NCCK condemns Parliament for 'back door' move to change law
By George Njunge
| July 30th 2021
Churches in Kenya want Parliament to cease what they called “backdoor constitutional amendments” and any talk of constitutional change pushed beyond next year’s General Election.
National Council of Churches of Kenya (NCCK) said Kenyans have consistently declared that the amendment of the Constitution should be a people-driven process.
This came against the backdrop of revelations that Parliament was proceeding with their alternative plans to amend the Constitution to ensure that Cabinet members are picked from among MPs.
NCCK general secretary Chris Kinyanjui said even the preamble of the Constitution declared that it is the people of Kenya who adopted and enacted the document for themselves and for their future generations.
“Since it is the people who gave themselves the Constitution, it is the people who should initiate and carry out the process of amending it,” Kinyanjui said.
Kinyanjui added that NCCK and other religious leaders have advised that the Building Bridges Initiative (BBI) process be postponed until after 2022 General Election.
“It is therefore immoral, disrespectful and wrong for Parliament to initiate piecemeal constitutional amendments” Kinyanjui said.
"We reiterate that the Constitution touches on and controls the lives of all Kenyans and therefore all Kenyans must be accorded adequate time and understanding to participate effectively."
The umbrella church body has held that as the courts have ruled in the past, amendment of the Constitution should be preceded by adequate civic education.

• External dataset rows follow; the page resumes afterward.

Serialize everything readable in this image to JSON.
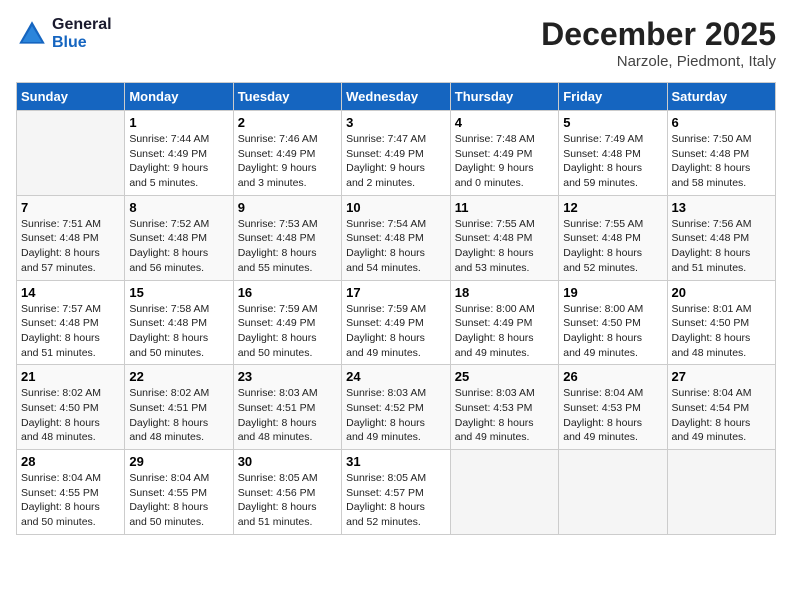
{
  "logo": {
    "line1": "General",
    "line2": "Blue"
  },
  "title": "December 2025",
  "subtitle": "Narzole, Piedmont, Italy",
  "days_header": [
    "Sunday",
    "Monday",
    "Tuesday",
    "Wednesday",
    "Thursday",
    "Friday",
    "Saturday"
  ],
  "weeks": [
    [
      {
        "day": "",
        "info": ""
      },
      {
        "day": "1",
        "info": "Sunrise: 7:44 AM\nSunset: 4:49 PM\nDaylight: 9 hours\nand 5 minutes."
      },
      {
        "day": "2",
        "info": "Sunrise: 7:46 AM\nSunset: 4:49 PM\nDaylight: 9 hours\nand 3 minutes."
      },
      {
        "day": "3",
        "info": "Sunrise: 7:47 AM\nSunset: 4:49 PM\nDaylight: 9 hours\nand 2 minutes."
      },
      {
        "day": "4",
        "info": "Sunrise: 7:48 AM\nSunset: 4:49 PM\nDaylight: 9 hours\nand 0 minutes."
      },
      {
        "day": "5",
        "info": "Sunrise: 7:49 AM\nSunset: 4:48 PM\nDaylight: 8 hours\nand 59 minutes."
      },
      {
        "day": "6",
        "info": "Sunrise: 7:50 AM\nSunset: 4:48 PM\nDaylight: 8 hours\nand 58 minutes."
      }
    ],
    [
      {
        "day": "7",
        "info": "Sunrise: 7:51 AM\nSunset: 4:48 PM\nDaylight: 8 hours\nand 57 minutes."
      },
      {
        "day": "8",
        "info": "Sunrise: 7:52 AM\nSunset: 4:48 PM\nDaylight: 8 hours\nand 56 minutes."
      },
      {
        "day": "9",
        "info": "Sunrise: 7:53 AM\nSunset: 4:48 PM\nDaylight: 8 hours\nand 55 minutes."
      },
      {
        "day": "10",
        "info": "Sunrise: 7:54 AM\nSunset: 4:48 PM\nDaylight: 8 hours\nand 54 minutes."
      },
      {
        "day": "11",
        "info": "Sunrise: 7:55 AM\nSunset: 4:48 PM\nDaylight: 8 hours\nand 53 minutes."
      },
      {
        "day": "12",
        "info": "Sunrise: 7:55 AM\nSunset: 4:48 PM\nDaylight: 8 hours\nand 52 minutes."
      },
      {
        "day": "13",
        "info": "Sunrise: 7:56 AM\nSunset: 4:48 PM\nDaylight: 8 hours\nand 51 minutes."
      }
    ],
    [
      {
        "day": "14",
        "info": "Sunrise: 7:57 AM\nSunset: 4:48 PM\nDaylight: 8 hours\nand 51 minutes."
      },
      {
        "day": "15",
        "info": "Sunrise: 7:58 AM\nSunset: 4:48 PM\nDaylight: 8 hours\nand 50 minutes."
      },
      {
        "day": "16",
        "info": "Sunrise: 7:59 AM\nSunset: 4:49 PM\nDaylight: 8 hours\nand 50 minutes."
      },
      {
        "day": "17",
        "info": "Sunrise: 7:59 AM\nSunset: 4:49 PM\nDaylight: 8 hours\nand 49 minutes."
      },
      {
        "day": "18",
        "info": "Sunrise: 8:00 AM\nSunset: 4:49 PM\nDaylight: 8 hours\nand 49 minutes."
      },
      {
        "day": "19",
        "info": "Sunrise: 8:00 AM\nSunset: 4:50 PM\nDaylight: 8 hours\nand 49 minutes."
      },
      {
        "day": "20",
        "info": "Sunrise: 8:01 AM\nSunset: 4:50 PM\nDaylight: 8 hours\nand 48 minutes."
      }
    ],
    [
      {
        "day": "21",
        "info": "Sunrise: 8:02 AM\nSunset: 4:50 PM\nDaylight: 8 hours\nand 48 minutes."
      },
      {
        "day": "22",
        "info": "Sunrise: 8:02 AM\nSunset: 4:51 PM\nDaylight: 8 hours\nand 48 minutes."
      },
      {
        "day": "23",
        "info": "Sunrise: 8:03 AM\nSunset: 4:51 PM\nDaylight: 8 hours\nand 48 minutes."
      },
      {
        "day": "24",
        "info": "Sunrise: 8:03 AM\nSunset: 4:52 PM\nDaylight: 8 hours\nand 49 minutes."
      },
      {
        "day": "25",
        "info": "Sunrise: 8:03 AM\nSunset: 4:53 PM\nDaylight: 8 hours\nand 49 minutes."
      },
      {
        "day": "26",
        "info": "Sunrise: 8:04 AM\nSunset: 4:53 PM\nDaylight: 8 hours\nand 49 minutes."
      },
      {
        "day": "27",
        "info": "Sunrise: 8:04 AM\nSunset: 4:54 PM\nDaylight: 8 hours\nand 49 minutes."
      }
    ],
    [
      {
        "day": "28",
        "info": "Sunrise: 8:04 AM\nSunset: 4:55 PM\nDaylight: 8 hours\nand 50 minutes."
      },
      {
        "day": "29",
        "info": "Sunrise: 8:04 AM\nSunset: 4:55 PM\nDaylight: 8 hours\nand 50 minutes."
      },
      {
        "day": "30",
        "info": "Sunrise: 8:05 AM\nSunset: 4:56 PM\nDaylight: 8 hours\nand 51 minutes."
      },
      {
        "day": "31",
        "info": "Sunrise: 8:05 AM\nSunset: 4:57 PM\nDaylight: 8 hours\nand 52 minutes."
      },
      {
        "day": "",
        "info": ""
      },
      {
        "day": "",
        "info": ""
      },
      {
        "day": "",
        "info": ""
      }
    ]
  ]
}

“We call upon all MPs to stop the process they have started of amending the Constitution and not to betray Kenyans.
"They must do the right thing,” Kinyanjui said.
NCCK said it had noted with concern and dismay the sentiments of political actors calling for postponement of elections.
It said that it wishes to remind all Kenyans of Article 3(1) that every Kenyan has an obligation to respect, uphold and defend the Constitution.
“It is therefore unconstitutional for any person to imply that an excuse can be created to breach the electoral calendar as defined by the Constitution,” Kinyanjui said.